The cash value of life insurance is liquid. You can tap into it for a preferred policy loan whenever you need it for buying things, investing, etc. This of course is all based upon you having money in your cash value to draw from. The cash value must be built over a period of time, like any bank requires deposits, before money is available. Typically 90% of the cash value is available to the policyholder for loan.

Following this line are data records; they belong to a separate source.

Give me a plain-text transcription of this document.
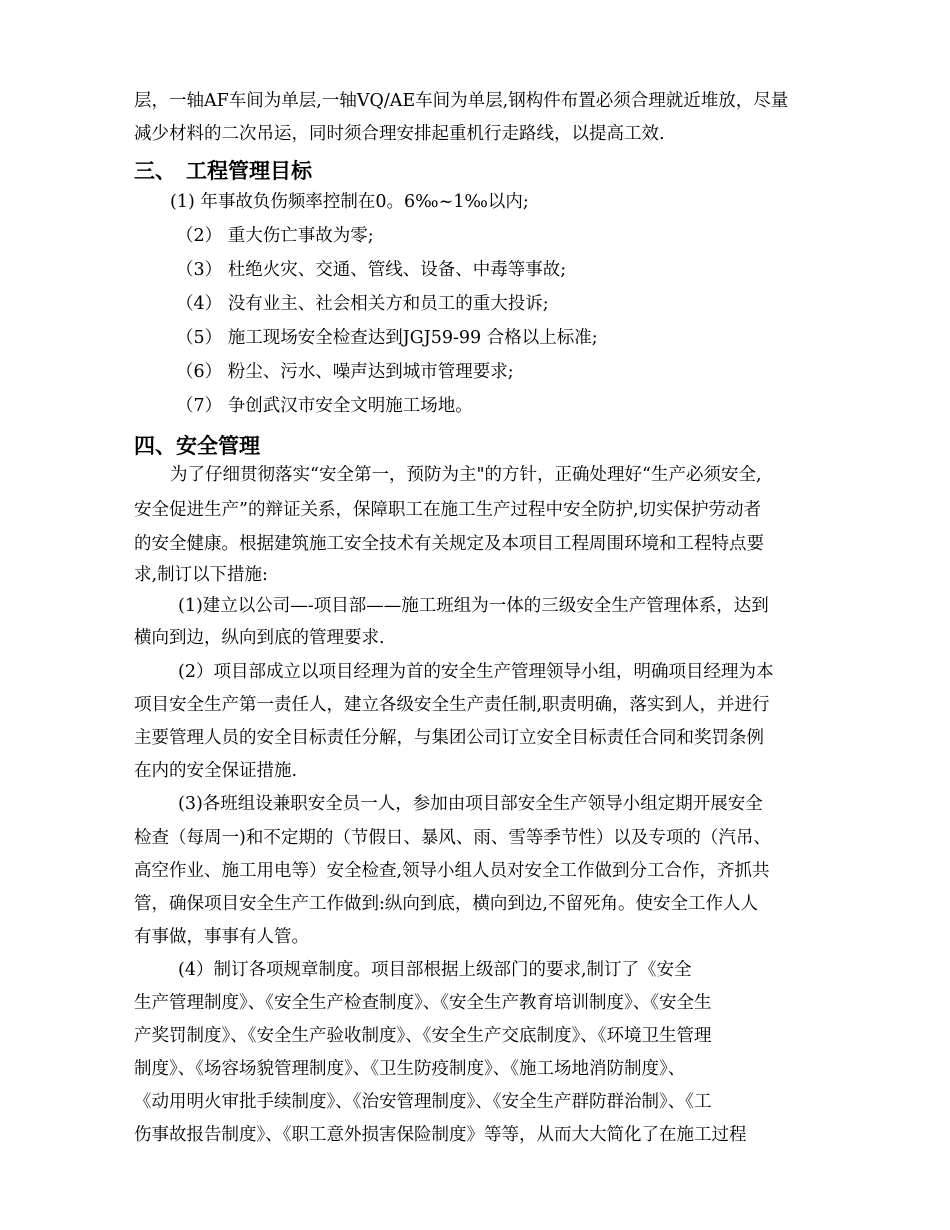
层，一轴AF车间为单层,一轴VQ/AE车间为单层,钢构件布置必须合理就近堆放，尽量
减少材料的二次吊运，同时须合理安排起重机行走路线，以提高工效.
三、 工程管理目标
(1) 年事故负伤频率控制在0。6‰~1‰以内;
（2） 重大伤亡事故为零;
（3） 杜绝火灾、交通、管线、设备、中毒等事故;
（4） 没有业主、社会相关方和员工的重大投诉;
（5） 施工现场安全检查达到JGJ59-99 合格以上标准;
（6） 粉尘、污水、噪声达到城市管理要求;
（7） 争创武汉市安全文明施工场地。
四、安全管理
为了仔细贯彻落实“安全第一，预防为主"的方针，正确处理好“生产必须安全,
安全促进生产”的辩证关系，保障职工在施工生产过程中安全防护,切实保护劳动者
的安全健康。根据建筑施工安全技术有关规定及本项目工程周围环境和工程特点要
求,制订以下措施:
(1)建立以公司—-项目部——施工班组为一体的三级安全生产管理体系，达到
横向到边，纵向到底的管理要求.
(2）项目部成立以项目经理为首的安全生产管理领导小组，明确项目经理为本
项目安全生产第一责任人，建立各级安全生产责任制,职责明确，落实到人，并进行
主要管理人员的安全目标责任分解，与集团公司订立安全目标责任合同和奖罚条例
在内的安全保证措施.
(3)各班组设兼职安全员一人，参加由项目部安全生产领导小组定期开展安全
检查（每周一)和不定期的（节假日、暴风、雨、雪等季节性）以及专项的（汽吊、
高空作业、施工用电等）安全检查,领导小组人员对安全工作做到分工合作，齐抓共
管，确保项目安全生产工作做到:纵向到底，横向到边,不留死角。使安全工作人人
有事做，事事有人管。
(4）制订各项规章制度。项目部根据上级部门的要求,制订了《安全
生产管理制度》、《安全生产检查制度》、《安全生产教育培训制度》、《安全生
产奖罚制度》、《安全生产验收制度》、《安全生产交底制度》、《环境卫生管理
制度》、《场容场貌管理制度》、《卫生防疫制度》、《施工场地消防制度》、
《动用明火审批手续制度》、《治安管理制度》、《安全生产群防群治制》、《工
伤事故报告制度》、《职工意外损害保险制度》等等，从而大大简化了在施工过程
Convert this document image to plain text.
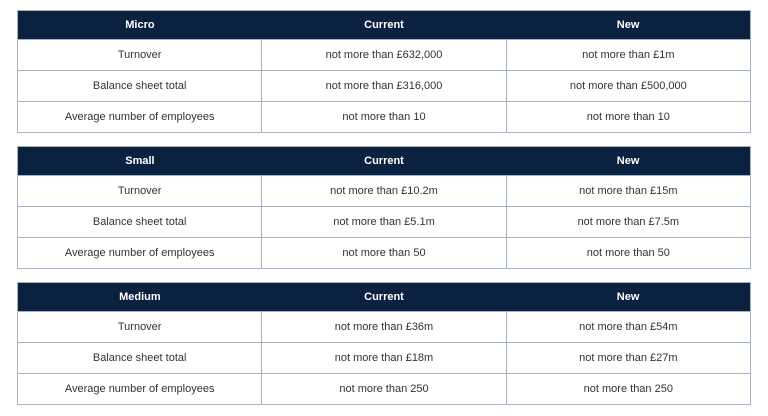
Micro	Current	New
Turnover	not more than £632,000	not more than £1m
Balance sheet total	not more than £316,000	not more than £500,000
Average number of employees	not more than 10	not more than 10
Small	Current	New
Turnover	not more than £10.2m	not more than £15m
Balance sheet total	not more than £5.1m	not more than £7.5m
Average number of employees	not more than 50	not more than 50
Medium	Current	New
Turnover	not more than £36m	not more than £54m
Balance sheet total	not more than £18m	not more than £27m
Average number of employees	not more than 250	not more than 250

The beautiful thing about the cash value is that it grows tax deferred and can be accessed tax-free if done correctly. Taking a loan from the cash value is similar to taking a home equity loan. The bank charges a loan interest rate when you draw on your equity, just like the insurance company. For example, the insurance company may charge 7% on loans to the cash value. Let’s just say you take out a loan from your policy for $30,000 to buy a new car. You buy the car in cash and at a 7% interest rate you will owe the insurance company $2100 annually. The key is to pay it back as the money paid back is mostly going back to the principal of your cash value. I would suggest amortizing the loan over a typical car loan period, like 4 years. Calculate the payments, and start making them back to your policy. I would suggest that you choose an interest rate above the 7% charged by the insurance company as this will help to maximize your available funds. Maybe you charge 12% and the additional 5% goes to your cash value and you make the spread. At the end of 4 years the full amount has been paid back to your cash value and then some.

If you borrow from a lending institution instead, it is a much different picture. At the end of four years, all the principle and interest has been given to the finance company and you own a vehicle that has lost dramatic value. The liquidity of the cash value is a wonderful thing that you should use to buy what you need as you go.